Im Zweifel für den Angeklagten 

19-Jähriger in Bad Hersfeld freigesprochen: Kindesmissbrauch nicht nachweisbar

Bad Hersfeld. Vom Vorwurf des schweren sexuellen Missbrauchs ist am Montagabend ein 19-jähriger Afghane aus dem nördlichen Teil des Landkreises Hersfeld-Rotenburg freigesprochen worden. 

Das Jugendschöffengericht des Amtsgerichts Bad Hersfeld urteilte unter Vorsitz von Richterin Michaela Kilian-Bock im Zweifel für den Angeklagten. Dem jungen Mann wurde vorgeworfen, ein mutmaßlich erst elf Jahre altes Mädchen sexuell missbraucht und es anschließend zu einem Schwangerschaftsabbruch gedrängt zu haben. 

Doch nach drei langen Verhandlungstagen stand - wegen möglicherweise falsch ausgestellter Papiere - nicht mit der erforderlichen Sicherheit fest, dass die Geschädigte zur Tatzeit im Oktober vergangenen Jahres erst elf Jahre alt war. Stattdessen war nicht auszuschließen, dass das Flüchtlingsmädchen schon 14 Jahre alt und juristisch somit kein Kind mehr gewesen war.

Vorwurf der Vergewaltigung war nicht haltbar 

Auch der Vorwurf der Vergewaltigung war nach der Beweisaufnahme nicht mehr haltbar. Der Angeklagte und das Mädchen hatten eine Beziehung und ungeschützten Geschlechtsverkehr. Erst als daraus eine Schwangerschaft resultierte, nahmen die Dinge wegen des vermeintlich niedrigen Alters des Mädchens ihren Lauf.
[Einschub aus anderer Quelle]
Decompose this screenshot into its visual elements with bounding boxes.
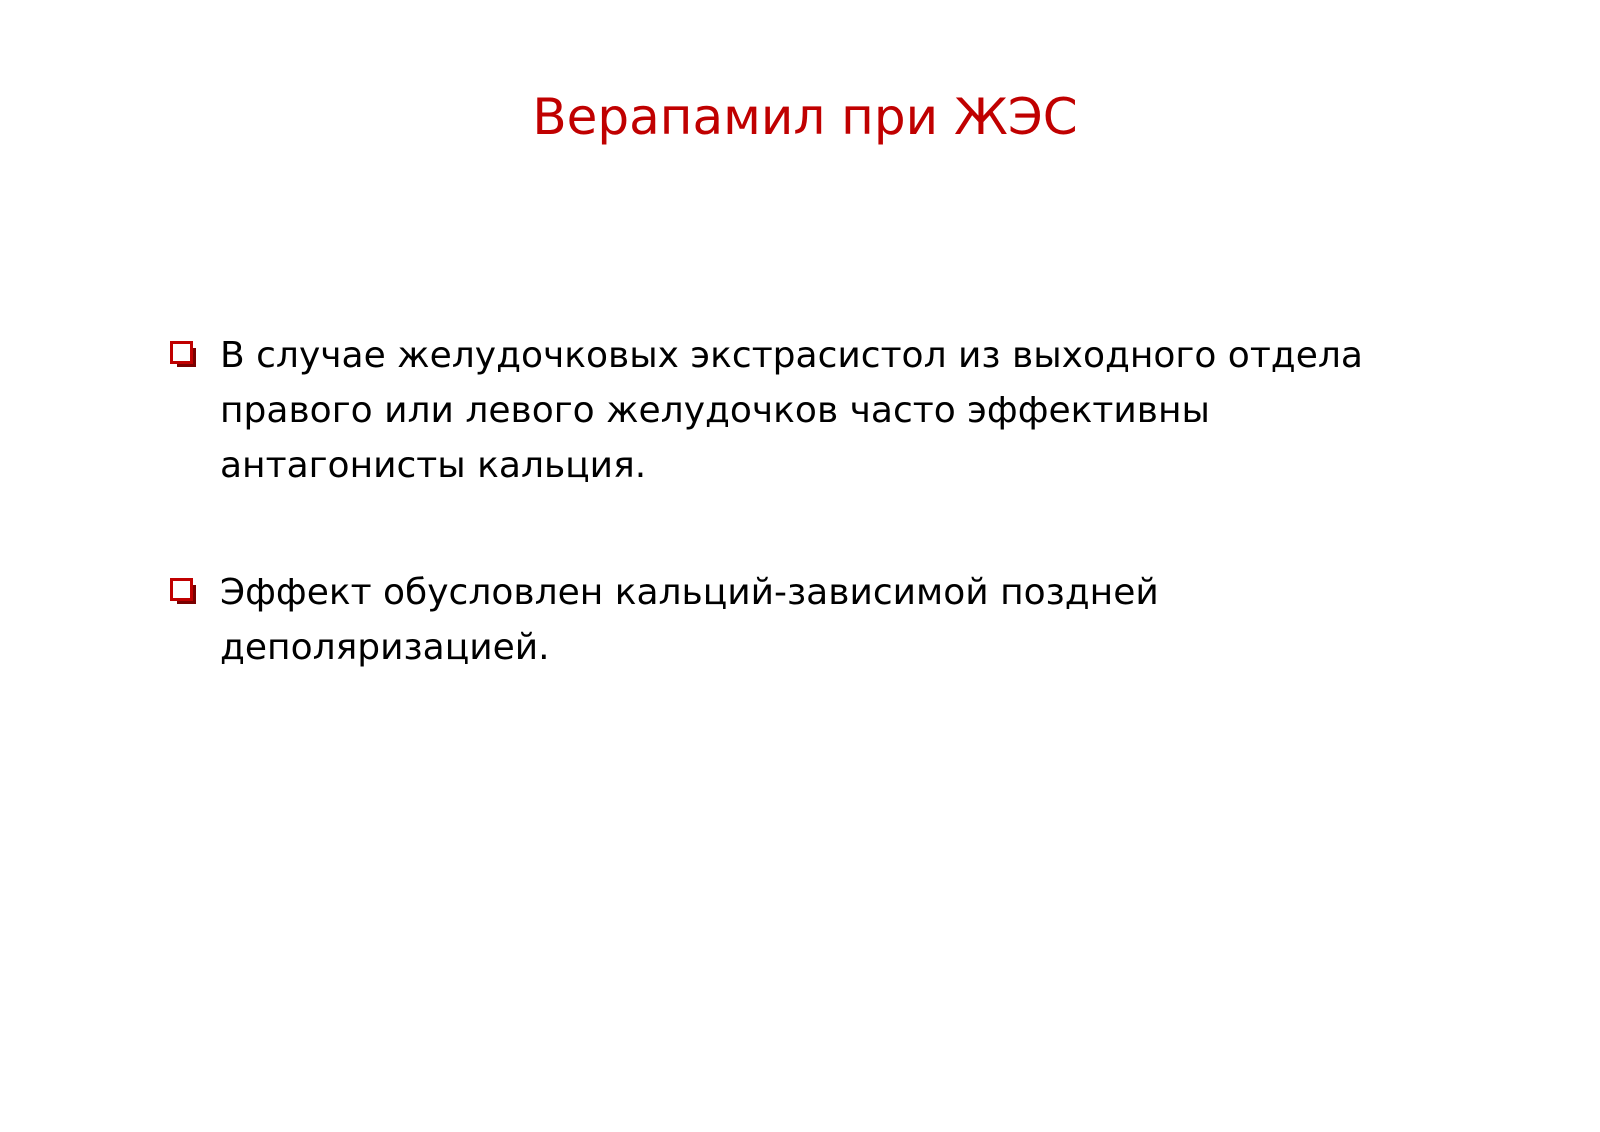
bullet-text: В случае желудочковых экстрасистол из выходного отдела правого или левого желудочков часто эффективны антагонисты кальция.	[220, 335, 1363, 486]
slide-title: Верапамил при ЖЭС	[532, 88, 1078, 146]
bullet-item	[170, 565, 1370, 675]
bullet-list	[170, 328, 1370, 675]
checkbox-square-icon	[170, 341, 196, 367]
checkbox-square-icon	[170, 578, 196, 604]
bullet-text: Эффект обусловлен кальций-зависимой поздней деполяризацией.	[220, 572, 1159, 668]
bullet-item	[170, 328, 1370, 493]
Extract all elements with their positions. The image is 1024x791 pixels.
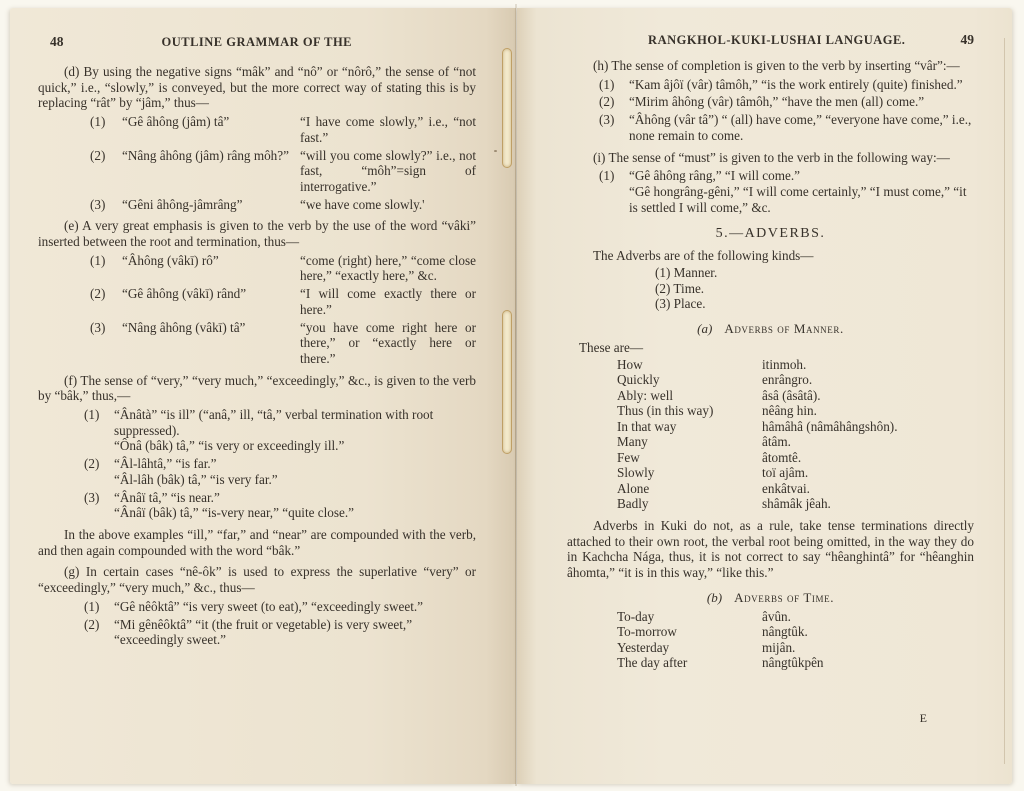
vocab-row [617, 624, 974, 640]
example-line: “Gê hongrâng-gêni,” “I will come certainly,” “I must come,” “it is settled I will come,” &c. [629, 183, 967, 215]
manner-vocab-list [617, 357, 974, 512]
kuki-note-paragraph: Adverbs in Kuki do not, as a rule, take tense terminations directly attached to their own root, the verbal root being omitted, in the way they do in Kachcha Nága, thus, it is not correct to say “hêanghintâ” for “hêanghin âhomta,” “it is in this way,” “like this.” [567, 517, 974, 580]
vocab-translation: âvûn. [762, 608, 791, 624]
vocab-term: Thus (in this way) [617, 403, 714, 419]
example-line: “Gê nêôktâ” “is very sweet (to eat),” “exceedingly sweet.” [114, 598, 424, 614]
subheading-title: Adverbs of Time. [734, 589, 835, 605]
example-gloss: “come (right) here,” “come close here,” “exactly here,” &c. [300, 252, 476, 284]
example-gloss: “will you come slowly?” i.e., not fast, “môh”=sign of interrogative.” [300, 147, 476, 194]
example-gloss: “we have come slowly.' [300, 196, 425, 212]
example-number: (3) [90, 196, 106, 212]
example-number: (1) [90, 114, 106, 130]
example-row-h3 [599, 112, 974, 143]
subheading-prefix: (a) [697, 321, 713, 337]
vocab-term: Quickly [617, 372, 660, 388]
running-head-right [567, 32, 974, 48]
example-body [114, 456, 476, 487]
vocab-translation: nêâng hin. [762, 403, 817, 419]
example-row-h2 [599, 94, 974, 110]
vocab-term: Yesterday [617, 639, 670, 655]
example-line: “Ânâï tâ,” “is near.” [114, 489, 220, 505]
vocab-translation: toï ajâm. [762, 465, 809, 481]
paper-speck [494, 150, 497, 152]
paragraph-g: (g) In certain cases “nê-ôk” is used to express the superlative “very” or “exceedingly,” “very much,” &c., thus— [38, 564, 476, 596]
kind-item: (1) Manner. [655, 265, 718, 281]
example-number: (2) [599, 94, 615, 110]
binding-stitch [502, 310, 512, 454]
example-line: “Âl-lâh (bâk) tâ,” “is very far.” [114, 471, 278, 487]
time-vocab-list [617, 609, 974, 671]
example-row-f1 [84, 407, 476, 454]
vocab-row [617, 640, 974, 656]
vocab-row [617, 481, 974, 497]
subheading-manner [567, 321, 974, 337]
sheet-edge [1004, 38, 1005, 764]
vocab-row [617, 450, 974, 466]
adverbs-intro: The Adverbs are of the following kinds— [593, 248, 814, 264]
subheading-time [567, 590, 974, 606]
paragraph-d: (d) By using the negative signs “mâk” and “nô” or “nôrô,” the sense of “not quick,” i.e., “slowly,” is conveyed, but the more correct way of stating this is by replacing “rât” by “jâm,” thus— [38, 64, 476, 111]
these-are-label: These are— [579, 340, 644, 356]
vocab-term: Many [617, 434, 648, 450]
section-heading-adverbs: 5.—ADVERBS. [715, 226, 826, 242]
example-number: (2) [84, 456, 100, 472]
vocab-row [617, 419, 974, 435]
kind-item: (3) Place. [655, 296, 706, 312]
example-row-d1 [90, 114, 476, 145]
vocab-translation: nângtûk. [762, 624, 808, 640]
paragraph-compound: In the above examples “ill,” “far,” and “near” are compounded with the verb, and then again compounded with the word “bâk.” [38, 526, 476, 558]
vocab-translation: enkâtvai. [762, 480, 810, 496]
page-left [10, 8, 516, 784]
page-right [517, 8, 1012, 784]
vocab-translation: hâmâhâ (nâmâhângshôn). [762, 418, 898, 434]
example-number: (3) [90, 319, 106, 335]
example-row-i1 [599, 168, 974, 215]
vocab-translation: enrângro. [762, 372, 813, 388]
example-number: (1) [599, 76, 615, 92]
vocab-row [617, 372, 974, 388]
example-body [629, 112, 974, 143]
example-kuki: “Gê âhông (jâm) tâ” [122, 114, 230, 130]
example-gloss: “you have come right here or there,” or “exactly here or there.” [300, 319, 476, 366]
page-number-right: 49 [960, 32, 974, 47]
example-number: (1) [84, 598, 100, 614]
example-kuki: “Gêni âhông-jâmrâng” [122, 196, 243, 212]
example-line: “Ônâ (bâk) tâ,” “is very or exceedingly ill.” [114, 438, 345, 454]
signature-mark: E [919, 711, 928, 725]
vocab-term: Slowly [617, 465, 655, 481]
example-line: “Ânâï (bâk) tâ,” “is-very near,” “quite close.” [114, 505, 355, 521]
example-number: (1) [90, 252, 106, 268]
vocab-translation: âsâ (âsâtâ). [762, 387, 821, 403]
vocab-row [617, 434, 974, 450]
vocab-term: Badly [617, 496, 649, 512]
vocab-row [617, 357, 974, 373]
example-kuki: “Gê âhông (vâkī) rând” [122, 286, 247, 302]
example-kuki: “Nâng âhông (vâkī) tâ” [122, 319, 246, 335]
vocab-translation: âtomtê. [762, 449, 802, 465]
example-row-d3 [90, 197, 476, 213]
vocab-term: In that way [617, 418, 677, 434]
vocab-translation: âtâm. [762, 434, 791, 450]
vocab-translation: nângtûkpên [762, 655, 824, 671]
example-body [629, 94, 974, 110]
vocab-term: How [617, 356, 643, 372]
running-head-left [38, 34, 476, 50]
example-body [114, 599, 476, 615]
example-number: (2) [90, 286, 106, 302]
vocab-term: Ably: well [617, 387, 674, 403]
vocab-translation: shâmâk jêah. [762, 496, 831, 512]
running-title-right: RANGKHOL-KUKI-LUSHAI LANGUAGE. [648, 33, 906, 47]
example-line: “Âhông (vâr tâ”) “ (all) have come,” “everyone have come,” i.e., none remain to come. [629, 112, 972, 143]
vocab-row [617, 609, 974, 625]
vocab-term: The day after [617, 655, 688, 671]
vocab-term: Alone [617, 480, 650, 496]
example-kuki: “Nâng âhông (jâm) râng môh?” [122, 147, 289, 163]
fold-line [515, 4, 517, 786]
subheading-title: Adverbs of Manner. [724, 321, 844, 337]
example-row-e3 [90, 320, 476, 367]
example-row-d2 [90, 148, 476, 195]
vocab-row [617, 465, 974, 481]
adverb-kinds-list [655, 265, 974, 312]
example-row-f2 [84, 456, 476, 487]
example-row-e1 [90, 253, 476, 284]
vocab-term: To-day [617, 608, 655, 624]
example-line: “Gê âhông râng,” “I will come.” [629, 168, 800, 184]
example-line: “Kam âjôï (vâr) tâmôh,” “is the work entirely (quite) finished.” [629, 76, 963, 92]
example-body [629, 168, 974, 215]
page-number-left: 48 [50, 34, 64, 49]
vocab-translation: mijân. [762, 639, 796, 655]
example-line: “Âl-lâhtâ,” “is far.” [114, 456, 217, 472]
vocab-row [617, 388, 974, 404]
example-number: (3) [599, 112, 615, 128]
example-gloss: “I have come slowly,” i.e., “not fast.” [300, 114, 476, 145]
example-line: “Mirim âhông (vâr) tâmôh,” “have the men (all) come.” [629, 94, 925, 110]
vocab-term: Few [617, 449, 640, 465]
example-row-f3 [84, 490, 476, 521]
binding-stitch [502, 48, 512, 168]
running-title-left: OUTLINE GRAMMAR OF THE [161, 35, 353, 49]
vocab-row [617, 496, 974, 512]
example-row-h1 [599, 77, 974, 93]
kind-item: (2) Time. [655, 280, 705, 296]
example-number: (2) [84, 616, 100, 632]
vocab-row [617, 655, 974, 671]
example-line: “Mi gênêôktâ” “it (the fruit or vegetable) is very sweet,” “exceedingly sweet.” [114, 616, 413, 648]
example-row-e2 [90, 286, 476, 317]
example-row-g1 [84, 599, 476, 615]
vocab-term: To-morrow [617, 624, 677, 640]
example-line: “Ânâtà” “is ill” (“anâ,” ill, “tâ,” verbal termination with root suppressed). [114, 407, 434, 438]
example-gloss: “I will come exactly there or here.” [300, 286, 476, 317]
example-number: (2) [90, 147, 106, 163]
example-row-g2 [84, 617, 476, 648]
example-body [114, 617, 476, 648]
paragraph-i: (i) The sense of “must” is given to the verb in the following way:— [593, 149, 950, 165]
example-body [629, 77, 974, 93]
subheading-prefix: (b) [706, 589, 723, 605]
vocab-translation: itinmoh. [762, 356, 807, 372]
example-number: (1) [84, 407, 100, 423]
example-kuki: “Âhông (vâkī) rô” [122, 252, 219, 268]
vocab-row [617, 403, 974, 419]
paragraph-f: (f) The sense of “very,” “very much,” “exceedingly,” &c., is given to the verb by “bâk,” thus,— [38, 372, 476, 404]
example-body [114, 407, 476, 454]
paragraph-h: (h) The sense of completion is given to the verb by inserting “vâr”:— [593, 58, 960, 73]
example-body [114, 490, 476, 521]
paragraph-e: (e) A very great emphasis is given to the verb by the use of the word “vâki” inserted between the root and termination, thus— [38, 218, 476, 250]
example-number: (3) [84, 489, 100, 505]
example-number: (1) [599, 168, 615, 184]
Bei der Polizei und vor Gericht hatte die Geschädigte ausgesagt, sie habe den Verkehr nicht gewollt, sie habe zum Freund „Nein“ gesagt und es habe ihr weh getan. In welchem Zusammenhang dies geschah, war nicht mehr aufzuklären. „Wäre sie nicht schwanger geworden, hätte es diesen Prozess vermutlich nicht gegeben“, sagte Richterin Kilian-Bock. 

Der Angeklagte und das Mädchen, das die iranische Staatsbürgerschaft hat, haben sich laut Staatsanwältin beim Lullusfest in Bad Hersfeld kennengelernt haben. Im Herbst 2017 sollen die beiden miteinander geschlafen haben - dabei wurde ein Kind gezeugt, das später mit Einverständnis der Eltern und des Jugendamts abgetrieben wurde.